Der französische Präsident Emmanuel Macron hat seine Regierung umgebildet – wie es nach einer Parlamentswahl üblich ist. Die Rochaden sind allerdings grösser ausgefallen als erwartet. Denn mehrere Mitglieder des Koalitionspartners «MoDem» mussten wegen einer Affäre um Scheinbeschäftigung gehen.
SRF News: Wer sind die neuen Köpfe im Kabinett?
Charles Liebherr: Es sind – auch für die Kenner der französischen Politmechanik – weitgehend unbekannte Köpfe. Die neue Verteidigungs- und die neue Justizministerin, die neuen Staatssekretäre: Viele von ihnen waren hohe Beamte oder nur regional bekannte Politikerinnen und Politiker. Ich erkenne darin vor allem den anhaltenden Willen des Präsidenten und seines Premiers, die Politik in Frankreich weiter zu erneuern und eine breite Abstützung im Parlament zu finden – über die Regierungspartei «En Marche» hinaus. Deshalb sind auch Minister aus dem rechten und linken Lager dabei, aber auch Experten aus der Zivilgesellschaft, der Wissenschaft, aus Unternehmen und Verbänden. Der Präsident bleibt also seiner Linie treu. Entscheidend ist die Fachkompetenz, weniger die Verwurzelung in einer Partei im traditionellen Sinn.
Welche Rolle spielt die Zentrumspartei «MoDem» noch in der neuen Regierung?
Die Zentristen hatten ihre prominentesten Vertreterinnen in die erste Regierung geschickt. Aber gerade weil diese nun wegen des Verdachts auf unrechtmässige Beschäftigung von Assistenten im EU-Parlament abtreten mussten, bleibt in der neuen Regierung eigentlich nur noch die zweite Garde übrig. «MoDem» behält zwei Ministerposten. Die Zentristen bleiben aber ein wichtiger Partner von Macrons Partei «En Marche». Das hat «MoDem»-Parteipräsident François Bayrou gestern noch einmal deutlich unterstrichen. Seine Partei stellt 42 Parlamentarier in der Nationalversammlung. Sie alle unterstützen die Regierung.
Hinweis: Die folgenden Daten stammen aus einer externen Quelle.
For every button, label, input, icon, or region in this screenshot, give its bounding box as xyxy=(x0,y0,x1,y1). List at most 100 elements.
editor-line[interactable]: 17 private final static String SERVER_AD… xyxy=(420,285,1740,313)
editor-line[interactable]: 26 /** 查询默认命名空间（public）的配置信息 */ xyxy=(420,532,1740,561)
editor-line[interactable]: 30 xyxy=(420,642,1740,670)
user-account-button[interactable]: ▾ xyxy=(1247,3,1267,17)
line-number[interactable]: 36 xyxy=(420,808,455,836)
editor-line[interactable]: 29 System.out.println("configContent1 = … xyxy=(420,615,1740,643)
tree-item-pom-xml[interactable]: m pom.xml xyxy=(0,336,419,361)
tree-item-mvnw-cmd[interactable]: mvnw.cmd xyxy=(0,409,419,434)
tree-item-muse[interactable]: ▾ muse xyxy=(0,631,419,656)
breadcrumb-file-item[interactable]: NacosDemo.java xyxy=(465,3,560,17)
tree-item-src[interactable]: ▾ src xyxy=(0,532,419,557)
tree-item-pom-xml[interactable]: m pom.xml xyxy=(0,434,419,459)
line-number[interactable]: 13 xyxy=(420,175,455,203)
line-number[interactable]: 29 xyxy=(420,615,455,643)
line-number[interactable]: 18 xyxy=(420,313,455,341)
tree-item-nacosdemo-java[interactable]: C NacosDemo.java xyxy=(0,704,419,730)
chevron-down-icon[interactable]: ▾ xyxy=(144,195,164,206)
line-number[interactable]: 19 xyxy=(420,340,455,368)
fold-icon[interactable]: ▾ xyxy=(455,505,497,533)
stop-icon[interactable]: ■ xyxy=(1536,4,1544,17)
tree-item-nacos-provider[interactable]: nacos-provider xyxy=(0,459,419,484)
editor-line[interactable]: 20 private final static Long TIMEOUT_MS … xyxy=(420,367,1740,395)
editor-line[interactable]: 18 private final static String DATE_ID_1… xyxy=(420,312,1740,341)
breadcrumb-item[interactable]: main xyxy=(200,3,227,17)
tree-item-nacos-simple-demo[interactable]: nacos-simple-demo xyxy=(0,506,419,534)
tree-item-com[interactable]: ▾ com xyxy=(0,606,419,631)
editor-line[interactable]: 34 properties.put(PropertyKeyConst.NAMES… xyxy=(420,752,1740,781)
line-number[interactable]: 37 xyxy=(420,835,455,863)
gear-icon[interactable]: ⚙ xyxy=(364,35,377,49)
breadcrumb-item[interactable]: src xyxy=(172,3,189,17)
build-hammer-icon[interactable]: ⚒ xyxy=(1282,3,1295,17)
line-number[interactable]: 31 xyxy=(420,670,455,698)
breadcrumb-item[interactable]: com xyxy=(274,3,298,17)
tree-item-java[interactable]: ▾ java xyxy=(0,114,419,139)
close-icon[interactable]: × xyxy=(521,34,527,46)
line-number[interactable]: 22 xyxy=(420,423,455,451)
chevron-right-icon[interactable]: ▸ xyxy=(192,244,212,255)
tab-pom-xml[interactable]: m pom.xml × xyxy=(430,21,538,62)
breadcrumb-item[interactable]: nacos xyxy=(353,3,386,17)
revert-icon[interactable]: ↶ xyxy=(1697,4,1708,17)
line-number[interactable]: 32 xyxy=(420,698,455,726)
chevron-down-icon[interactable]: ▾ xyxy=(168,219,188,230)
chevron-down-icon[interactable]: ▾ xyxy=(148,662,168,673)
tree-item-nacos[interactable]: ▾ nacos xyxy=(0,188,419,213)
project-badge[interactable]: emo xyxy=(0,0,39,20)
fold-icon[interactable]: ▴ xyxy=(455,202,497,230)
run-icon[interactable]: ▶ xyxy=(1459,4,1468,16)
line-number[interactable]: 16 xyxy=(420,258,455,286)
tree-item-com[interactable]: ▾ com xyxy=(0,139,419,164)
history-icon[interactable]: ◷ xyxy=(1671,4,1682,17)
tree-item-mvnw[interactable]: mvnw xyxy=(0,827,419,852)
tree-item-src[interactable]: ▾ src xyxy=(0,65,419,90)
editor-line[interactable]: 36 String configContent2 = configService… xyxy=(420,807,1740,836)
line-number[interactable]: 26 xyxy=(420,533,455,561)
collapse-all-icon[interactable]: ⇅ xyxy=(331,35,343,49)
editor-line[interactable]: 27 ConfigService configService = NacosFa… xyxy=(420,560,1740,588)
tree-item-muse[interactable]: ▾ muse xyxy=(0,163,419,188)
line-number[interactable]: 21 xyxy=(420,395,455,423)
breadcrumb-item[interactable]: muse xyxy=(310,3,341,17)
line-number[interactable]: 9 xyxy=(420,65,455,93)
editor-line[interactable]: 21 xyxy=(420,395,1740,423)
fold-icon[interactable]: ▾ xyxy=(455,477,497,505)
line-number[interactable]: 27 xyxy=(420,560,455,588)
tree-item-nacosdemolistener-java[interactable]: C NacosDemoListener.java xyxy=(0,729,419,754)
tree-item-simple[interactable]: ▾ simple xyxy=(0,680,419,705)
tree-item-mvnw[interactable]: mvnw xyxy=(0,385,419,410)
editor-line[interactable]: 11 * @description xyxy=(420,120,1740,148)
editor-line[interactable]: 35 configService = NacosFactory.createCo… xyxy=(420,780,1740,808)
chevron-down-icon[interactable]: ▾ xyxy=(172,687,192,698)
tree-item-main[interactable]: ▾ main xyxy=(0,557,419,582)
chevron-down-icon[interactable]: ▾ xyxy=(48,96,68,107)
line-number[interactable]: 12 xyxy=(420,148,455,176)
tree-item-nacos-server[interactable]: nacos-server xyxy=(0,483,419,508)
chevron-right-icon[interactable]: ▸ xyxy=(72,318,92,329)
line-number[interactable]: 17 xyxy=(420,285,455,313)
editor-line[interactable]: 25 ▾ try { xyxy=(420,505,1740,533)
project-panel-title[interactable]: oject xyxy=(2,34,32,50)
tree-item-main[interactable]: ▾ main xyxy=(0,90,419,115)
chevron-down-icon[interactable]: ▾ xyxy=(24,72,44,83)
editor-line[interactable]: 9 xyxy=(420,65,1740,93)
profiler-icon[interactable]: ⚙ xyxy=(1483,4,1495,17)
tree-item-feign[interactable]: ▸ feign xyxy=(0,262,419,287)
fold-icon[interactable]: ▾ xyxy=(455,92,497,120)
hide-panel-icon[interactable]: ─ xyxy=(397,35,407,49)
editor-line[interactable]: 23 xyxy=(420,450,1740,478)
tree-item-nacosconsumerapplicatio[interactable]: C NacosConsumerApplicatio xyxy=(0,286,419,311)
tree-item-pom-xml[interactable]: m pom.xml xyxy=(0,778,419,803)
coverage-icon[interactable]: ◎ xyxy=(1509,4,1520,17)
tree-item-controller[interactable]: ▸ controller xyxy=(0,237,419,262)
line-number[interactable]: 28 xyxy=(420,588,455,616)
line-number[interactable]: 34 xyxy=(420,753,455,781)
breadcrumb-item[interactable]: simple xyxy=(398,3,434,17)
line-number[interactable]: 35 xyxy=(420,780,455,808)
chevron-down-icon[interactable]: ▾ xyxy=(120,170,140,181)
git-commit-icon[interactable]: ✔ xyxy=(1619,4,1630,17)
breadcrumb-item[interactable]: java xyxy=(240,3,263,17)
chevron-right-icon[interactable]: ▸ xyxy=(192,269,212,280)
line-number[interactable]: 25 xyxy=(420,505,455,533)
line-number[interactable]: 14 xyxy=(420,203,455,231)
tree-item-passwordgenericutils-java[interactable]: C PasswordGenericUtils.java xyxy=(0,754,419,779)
Das ist wichtig, da Macron nicht alleine regieren will, sondern immer noch die politische Öffnung über die Parteigrenzen hinweg sucht.
Man erkennt darin den festen Willen der Regierung, wichtige Reformen rasch anzugehen.
Ist das ein Kabinett, mit dem Macron seine Reformpläne umsetzen kann?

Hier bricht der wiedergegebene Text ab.